We recently announced Terragraph, a multi-node wireless network that delivers high-speed internet connectivity to dense urban areas using small nodes. Terragraph is functionally more similar to wired networks in terms of bandwidth and latency, and it features complex topology and intelligent Layer 2 technology, allowing traffic to be sent only where it is needed.
Today at Networking @Scale, we introduced Open/R, the extensible distributed network application platform that powers the Terragraph network. Although Open/R began as routing software for Terragraph, it has evolved into a platform that allows us to rapidly prototype and deploy new applications in the network. We have also successfully adapted Open/R for use with other parts of Facebook's networking infrastructure.

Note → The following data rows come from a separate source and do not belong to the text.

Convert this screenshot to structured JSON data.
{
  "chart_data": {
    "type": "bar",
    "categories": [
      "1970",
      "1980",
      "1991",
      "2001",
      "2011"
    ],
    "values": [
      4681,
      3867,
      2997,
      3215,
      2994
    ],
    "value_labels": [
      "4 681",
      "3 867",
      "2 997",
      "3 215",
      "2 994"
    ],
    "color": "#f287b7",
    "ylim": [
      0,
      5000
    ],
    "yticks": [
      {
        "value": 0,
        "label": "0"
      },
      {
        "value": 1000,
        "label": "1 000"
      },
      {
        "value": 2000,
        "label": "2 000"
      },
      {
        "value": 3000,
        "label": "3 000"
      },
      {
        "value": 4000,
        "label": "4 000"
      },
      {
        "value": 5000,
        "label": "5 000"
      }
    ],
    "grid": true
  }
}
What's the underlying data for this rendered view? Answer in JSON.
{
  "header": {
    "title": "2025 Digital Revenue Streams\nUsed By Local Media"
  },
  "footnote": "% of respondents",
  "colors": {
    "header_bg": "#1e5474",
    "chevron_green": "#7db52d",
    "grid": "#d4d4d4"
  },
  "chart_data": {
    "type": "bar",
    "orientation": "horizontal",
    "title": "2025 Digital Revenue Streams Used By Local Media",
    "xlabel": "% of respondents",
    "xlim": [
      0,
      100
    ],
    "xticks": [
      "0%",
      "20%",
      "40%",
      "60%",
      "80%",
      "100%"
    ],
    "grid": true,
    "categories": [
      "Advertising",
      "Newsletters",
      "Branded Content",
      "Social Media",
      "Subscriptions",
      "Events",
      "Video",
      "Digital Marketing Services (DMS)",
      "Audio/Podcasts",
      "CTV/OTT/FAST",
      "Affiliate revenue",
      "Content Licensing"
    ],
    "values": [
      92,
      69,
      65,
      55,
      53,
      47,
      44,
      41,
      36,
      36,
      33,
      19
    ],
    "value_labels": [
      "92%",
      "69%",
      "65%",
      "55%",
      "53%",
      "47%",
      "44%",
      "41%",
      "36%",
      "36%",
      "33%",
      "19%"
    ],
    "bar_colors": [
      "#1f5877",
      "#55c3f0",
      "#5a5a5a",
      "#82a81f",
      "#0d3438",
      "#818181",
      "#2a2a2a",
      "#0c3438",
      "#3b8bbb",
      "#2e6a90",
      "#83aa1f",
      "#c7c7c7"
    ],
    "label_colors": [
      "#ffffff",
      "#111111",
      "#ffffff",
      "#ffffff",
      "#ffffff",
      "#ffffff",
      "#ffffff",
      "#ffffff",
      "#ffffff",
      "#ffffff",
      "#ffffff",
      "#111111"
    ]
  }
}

With Terragraph and Open/R, we can produce cost-effective solutions and iterate more quickly, which in turn will help us improve the speed, efficiency, and quality of internet connectivity around the world. We are continuing to iterate on these technologies with the ultimate goal of contributing them to the open source community and to the Telecom Infra Project (TIP) for use in the broader ecosystem.
We first got the idea of building our own routing system when we were trying to solve fast-recovery challenges for the Terragraph network. Looking at existing open source projects, we found they were hard to extend quickly and in a supportable fashion. Virtually all of them were written in C for performance reasons and lacked higher-level abstractions and good testing frameworks. Given this, we decided to build our own system. We kept it simple by reusing as much open source code as possible.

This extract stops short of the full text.